在以往的打獵和采集中,河流是他們經常忽略的部分。
此時已經是下午,支流的水比較淺,河水的流速也比較慢,河面上冒出無數浮萍一類的水草。
白蕪并沒有覺得哪里不對,南遙的臉色卻忽然變了。
白蕪和南遙素來有默契,在看到他臉色變了的第一時間,心頭一凜,意識到這段河流里有什么東西。

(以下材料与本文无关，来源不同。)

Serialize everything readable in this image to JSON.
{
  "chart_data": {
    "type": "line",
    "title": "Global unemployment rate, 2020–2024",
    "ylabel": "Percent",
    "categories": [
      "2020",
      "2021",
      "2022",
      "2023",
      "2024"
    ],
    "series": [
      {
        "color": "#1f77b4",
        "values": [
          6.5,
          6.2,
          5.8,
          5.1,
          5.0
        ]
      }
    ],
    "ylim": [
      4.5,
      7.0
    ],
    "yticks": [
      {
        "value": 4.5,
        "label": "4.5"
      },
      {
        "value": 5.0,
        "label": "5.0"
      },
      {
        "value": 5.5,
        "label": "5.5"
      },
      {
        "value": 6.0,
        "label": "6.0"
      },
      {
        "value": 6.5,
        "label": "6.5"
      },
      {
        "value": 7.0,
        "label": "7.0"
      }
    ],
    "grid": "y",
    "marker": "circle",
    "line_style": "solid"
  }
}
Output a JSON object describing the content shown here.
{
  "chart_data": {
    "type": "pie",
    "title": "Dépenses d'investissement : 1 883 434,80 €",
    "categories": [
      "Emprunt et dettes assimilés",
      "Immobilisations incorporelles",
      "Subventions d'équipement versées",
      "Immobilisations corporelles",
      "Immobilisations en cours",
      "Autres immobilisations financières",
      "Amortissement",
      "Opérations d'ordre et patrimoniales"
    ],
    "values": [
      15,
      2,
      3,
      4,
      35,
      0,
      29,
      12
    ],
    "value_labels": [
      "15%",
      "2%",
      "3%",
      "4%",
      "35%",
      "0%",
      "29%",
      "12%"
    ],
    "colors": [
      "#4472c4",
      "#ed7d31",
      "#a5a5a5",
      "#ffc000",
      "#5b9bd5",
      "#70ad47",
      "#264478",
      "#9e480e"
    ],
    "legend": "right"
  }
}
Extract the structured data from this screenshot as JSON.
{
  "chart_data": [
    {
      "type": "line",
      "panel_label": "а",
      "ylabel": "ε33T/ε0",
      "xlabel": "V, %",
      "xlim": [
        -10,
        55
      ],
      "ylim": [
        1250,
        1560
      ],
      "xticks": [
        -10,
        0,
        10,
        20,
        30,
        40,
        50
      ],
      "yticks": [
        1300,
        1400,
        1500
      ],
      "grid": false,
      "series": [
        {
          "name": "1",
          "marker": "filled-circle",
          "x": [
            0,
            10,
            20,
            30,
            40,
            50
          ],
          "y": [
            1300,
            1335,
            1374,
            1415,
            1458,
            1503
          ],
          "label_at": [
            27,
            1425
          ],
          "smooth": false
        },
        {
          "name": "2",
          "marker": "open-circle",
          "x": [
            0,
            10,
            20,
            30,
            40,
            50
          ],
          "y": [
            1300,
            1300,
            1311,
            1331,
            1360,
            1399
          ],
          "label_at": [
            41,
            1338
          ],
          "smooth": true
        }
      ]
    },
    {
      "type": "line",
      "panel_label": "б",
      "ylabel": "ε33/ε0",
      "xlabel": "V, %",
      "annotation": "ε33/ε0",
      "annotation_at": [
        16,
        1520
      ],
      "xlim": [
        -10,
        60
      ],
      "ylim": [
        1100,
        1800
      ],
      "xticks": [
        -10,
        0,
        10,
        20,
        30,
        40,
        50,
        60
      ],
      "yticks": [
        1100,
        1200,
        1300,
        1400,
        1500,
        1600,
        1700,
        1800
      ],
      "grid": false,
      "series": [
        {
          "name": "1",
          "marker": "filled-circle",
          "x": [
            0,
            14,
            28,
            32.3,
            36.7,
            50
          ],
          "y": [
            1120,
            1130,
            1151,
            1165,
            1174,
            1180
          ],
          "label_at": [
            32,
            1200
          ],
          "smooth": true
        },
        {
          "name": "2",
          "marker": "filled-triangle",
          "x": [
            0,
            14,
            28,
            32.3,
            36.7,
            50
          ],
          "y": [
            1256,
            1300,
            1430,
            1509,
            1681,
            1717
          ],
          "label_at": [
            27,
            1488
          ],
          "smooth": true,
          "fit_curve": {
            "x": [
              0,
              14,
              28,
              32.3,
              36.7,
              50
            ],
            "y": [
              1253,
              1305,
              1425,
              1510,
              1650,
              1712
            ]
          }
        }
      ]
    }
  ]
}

白蕪立刻緊緊抓住小豚的韁繩,做口型問南遙,“怎么了”
南遙表情非常嚴肅,伸出手臂做了個阻攔的姿勢。
白蕪正要帶著小豚后退,突然看到河里冒出了什么東西,等他定睛細看,才發現那是一雙雙黃澄澄的眼睛。
那些黃澄澄的眼睛,比乒乓球還大。
白蕪倒吸一口涼氣,瞬間爆出一聲雞皮疙瘩。
他知道那是什么了,是鱷魚
草,居然是鱷魚
白蕪以前見南遙殺過鱷魚,可他在部落的領地內打獵和采集那么多次,也沒看見多少次鱷魚。
他以為這東西在他們鳥族人的領地內已經絕了種,沒想到這條河里居然藏著那么多
“白水,快撤”白蕪焦急地拉著韁繩,要帶小豚后撤。
沒想到根本拉不動。
他低頭一看,才發現小豚興奮地甩著尾巴,大有沖上去跟鱷魚一戰究竟的意思。
白蕪頭皮都麻了。
他怎么也沒想到,這兩只小家伙看著那么可愛,居然是個暴脾氣。
那可是鱷魚不小心被它們咬到,能直接把人咬成兩段的鱷魚。
白蕪心頭有不好的預感,他正想催促小豚繼續往后撤,沒想到兩只小豚同時甩著尾巴,像脫韁的哈士奇一樣,朝鱷魚群沖了上去。
草
還不如哈士奇呢,畢竟絕大多數哈士奇都是慫貨。
白蕪第一次感覺到欲哭無淚又手癢得不行,他現在想揍熊“孩子”。
他很快判斷出這場戰爭已經不是他能阻止的了,他現在要做的就是趕快變回獸型,不能阻礙兩只小豚行動之外,順便抓住機會幫個忙。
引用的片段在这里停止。